Don Juan used hallucinogens as part of his practice, and one of the most powerful he called Devil's Weed, sometimes also called Toloache. These names can apply to various species of the genus Datura. In English we call the Daturas jimsonweeds. Don Juan's jimsonweed probably was DATURA INOXIA. Five blossoming plants of Datura inoxia grow right outside my door as I type this, right in the center of my field of vision when I look outside, standing there as if they were waiting for me. Right now I go photograph one so you can see.The picture is below:

Datura inoxia

That glowing, white blossom at the plant's head is 6.5 inches (16.5 cm) high.
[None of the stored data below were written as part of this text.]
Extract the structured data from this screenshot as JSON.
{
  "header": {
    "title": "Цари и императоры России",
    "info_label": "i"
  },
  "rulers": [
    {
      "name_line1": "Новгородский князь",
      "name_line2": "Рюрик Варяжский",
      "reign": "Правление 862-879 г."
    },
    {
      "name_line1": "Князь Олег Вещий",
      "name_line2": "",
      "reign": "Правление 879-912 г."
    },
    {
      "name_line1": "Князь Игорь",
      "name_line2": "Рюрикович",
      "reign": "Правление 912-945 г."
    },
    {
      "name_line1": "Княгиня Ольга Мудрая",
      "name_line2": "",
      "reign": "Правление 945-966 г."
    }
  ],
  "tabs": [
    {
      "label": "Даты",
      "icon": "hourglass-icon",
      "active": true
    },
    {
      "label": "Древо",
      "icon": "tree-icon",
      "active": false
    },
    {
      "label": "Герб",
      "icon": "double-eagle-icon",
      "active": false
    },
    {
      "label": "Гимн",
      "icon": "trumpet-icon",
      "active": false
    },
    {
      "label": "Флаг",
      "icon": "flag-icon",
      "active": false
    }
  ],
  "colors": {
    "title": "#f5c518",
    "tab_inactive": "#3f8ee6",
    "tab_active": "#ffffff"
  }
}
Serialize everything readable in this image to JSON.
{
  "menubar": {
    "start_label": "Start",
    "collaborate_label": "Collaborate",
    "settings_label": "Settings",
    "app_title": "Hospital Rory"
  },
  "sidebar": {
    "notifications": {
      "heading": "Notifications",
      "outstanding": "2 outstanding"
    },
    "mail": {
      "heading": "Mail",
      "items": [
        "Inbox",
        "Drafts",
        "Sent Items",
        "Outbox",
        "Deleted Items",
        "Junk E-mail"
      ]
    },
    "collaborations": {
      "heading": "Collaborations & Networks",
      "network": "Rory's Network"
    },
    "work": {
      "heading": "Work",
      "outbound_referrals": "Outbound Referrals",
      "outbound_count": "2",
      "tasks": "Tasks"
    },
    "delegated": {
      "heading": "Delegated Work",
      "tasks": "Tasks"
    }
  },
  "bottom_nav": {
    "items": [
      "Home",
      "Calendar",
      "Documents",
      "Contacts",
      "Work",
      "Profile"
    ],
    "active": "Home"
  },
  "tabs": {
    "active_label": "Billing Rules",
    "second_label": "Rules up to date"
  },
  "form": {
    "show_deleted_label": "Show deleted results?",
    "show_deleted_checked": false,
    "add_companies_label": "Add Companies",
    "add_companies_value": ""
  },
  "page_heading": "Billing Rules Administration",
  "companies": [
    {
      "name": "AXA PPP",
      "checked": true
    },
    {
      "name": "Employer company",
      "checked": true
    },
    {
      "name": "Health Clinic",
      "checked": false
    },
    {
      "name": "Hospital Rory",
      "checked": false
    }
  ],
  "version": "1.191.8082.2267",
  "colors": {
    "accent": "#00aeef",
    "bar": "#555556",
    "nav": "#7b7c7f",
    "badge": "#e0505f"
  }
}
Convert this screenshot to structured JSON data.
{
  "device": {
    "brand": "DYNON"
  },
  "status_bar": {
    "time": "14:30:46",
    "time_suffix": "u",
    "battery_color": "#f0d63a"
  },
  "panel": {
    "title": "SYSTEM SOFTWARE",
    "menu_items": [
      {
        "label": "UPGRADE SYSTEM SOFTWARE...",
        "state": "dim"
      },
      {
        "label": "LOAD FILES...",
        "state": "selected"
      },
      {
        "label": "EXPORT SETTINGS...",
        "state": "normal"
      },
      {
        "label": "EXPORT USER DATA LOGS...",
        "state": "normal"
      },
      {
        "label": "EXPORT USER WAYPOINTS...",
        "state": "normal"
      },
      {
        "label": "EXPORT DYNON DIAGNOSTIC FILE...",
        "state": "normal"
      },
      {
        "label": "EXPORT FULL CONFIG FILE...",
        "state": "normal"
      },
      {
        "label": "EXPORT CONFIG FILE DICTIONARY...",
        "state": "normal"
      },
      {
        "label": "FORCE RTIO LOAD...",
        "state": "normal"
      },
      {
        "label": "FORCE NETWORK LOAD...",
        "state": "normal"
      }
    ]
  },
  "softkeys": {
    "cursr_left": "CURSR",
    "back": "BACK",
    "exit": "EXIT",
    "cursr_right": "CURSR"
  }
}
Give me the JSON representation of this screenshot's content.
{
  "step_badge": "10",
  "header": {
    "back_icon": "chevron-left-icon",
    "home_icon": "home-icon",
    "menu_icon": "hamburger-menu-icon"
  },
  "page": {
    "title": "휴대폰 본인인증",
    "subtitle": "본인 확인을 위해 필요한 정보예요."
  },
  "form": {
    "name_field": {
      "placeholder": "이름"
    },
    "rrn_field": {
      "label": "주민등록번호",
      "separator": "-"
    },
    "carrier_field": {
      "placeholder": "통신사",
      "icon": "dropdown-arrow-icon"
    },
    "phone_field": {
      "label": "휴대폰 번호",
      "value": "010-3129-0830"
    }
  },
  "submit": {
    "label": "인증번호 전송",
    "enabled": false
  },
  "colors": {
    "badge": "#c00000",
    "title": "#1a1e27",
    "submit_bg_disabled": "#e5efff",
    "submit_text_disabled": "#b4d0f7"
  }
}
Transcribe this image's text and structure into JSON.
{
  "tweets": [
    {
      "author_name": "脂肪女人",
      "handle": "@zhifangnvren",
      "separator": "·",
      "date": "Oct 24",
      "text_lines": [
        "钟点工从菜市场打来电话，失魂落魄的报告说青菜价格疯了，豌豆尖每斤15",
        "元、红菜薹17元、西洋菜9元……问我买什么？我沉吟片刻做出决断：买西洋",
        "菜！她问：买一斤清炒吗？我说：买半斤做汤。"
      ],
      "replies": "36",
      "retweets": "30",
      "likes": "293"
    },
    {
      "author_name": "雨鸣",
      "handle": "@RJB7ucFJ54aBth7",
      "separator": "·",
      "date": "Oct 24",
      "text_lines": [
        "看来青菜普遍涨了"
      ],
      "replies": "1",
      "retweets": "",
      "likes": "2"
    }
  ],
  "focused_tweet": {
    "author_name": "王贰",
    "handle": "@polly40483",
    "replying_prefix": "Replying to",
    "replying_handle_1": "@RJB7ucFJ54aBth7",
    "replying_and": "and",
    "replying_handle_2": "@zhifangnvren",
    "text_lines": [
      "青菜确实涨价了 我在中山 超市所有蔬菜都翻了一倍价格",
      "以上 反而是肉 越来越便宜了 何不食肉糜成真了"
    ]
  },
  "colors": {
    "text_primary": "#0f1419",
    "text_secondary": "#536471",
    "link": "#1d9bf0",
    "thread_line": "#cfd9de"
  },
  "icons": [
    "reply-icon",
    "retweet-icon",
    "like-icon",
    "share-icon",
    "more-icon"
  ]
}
Surely someone threw seeds there, for I seldom see the plant elsewhere. Each dawn each datura plant bears one or two blossoms, which wilt by late morning. Each dawn, it's like being greeted by five gnomes, half smiling, half malicious- looking, playing white violins, somberly, soporifically.

Folks here regard the plants as young Angel's Trumpets, which are the small trees with very large, white, drooping flowers I introduced in this year's January 19th Newsletter. Angel's Trumpets are members of the same family as Datura inoxia, the Nightshade/ Tomato Family or Solanaceae, and also are poisonous and hallucinogenic, but they are an entirely different species.

Like me, Don Juan had mixed feelings about Devil's Weed:

She is as powerful as the best of allies, but there is something I personally don't like about her. She distorts men. She gives them a taste of power too soon without fortifying their hearts and makes them domineering and unpredictable.

If you Google Datura inoxia you'll find as many warnings about poisoning as you will mention of the plant as hallucinogenic. One reason is that the dosage needed to feel the effects is pretty close to that which poisons, and it's very hard to judge the active ingredients' concentrations in wild plants.

I have instructions on exact preparation of the plant, but I'm not interested in concocting a dosage for the same reason I'm also against drunkenness and being a pot-head: Brains are the only resource we humans have to keep us from blindly destroying Life on Earth. If we screw up our brains, there's less chance we'll survive.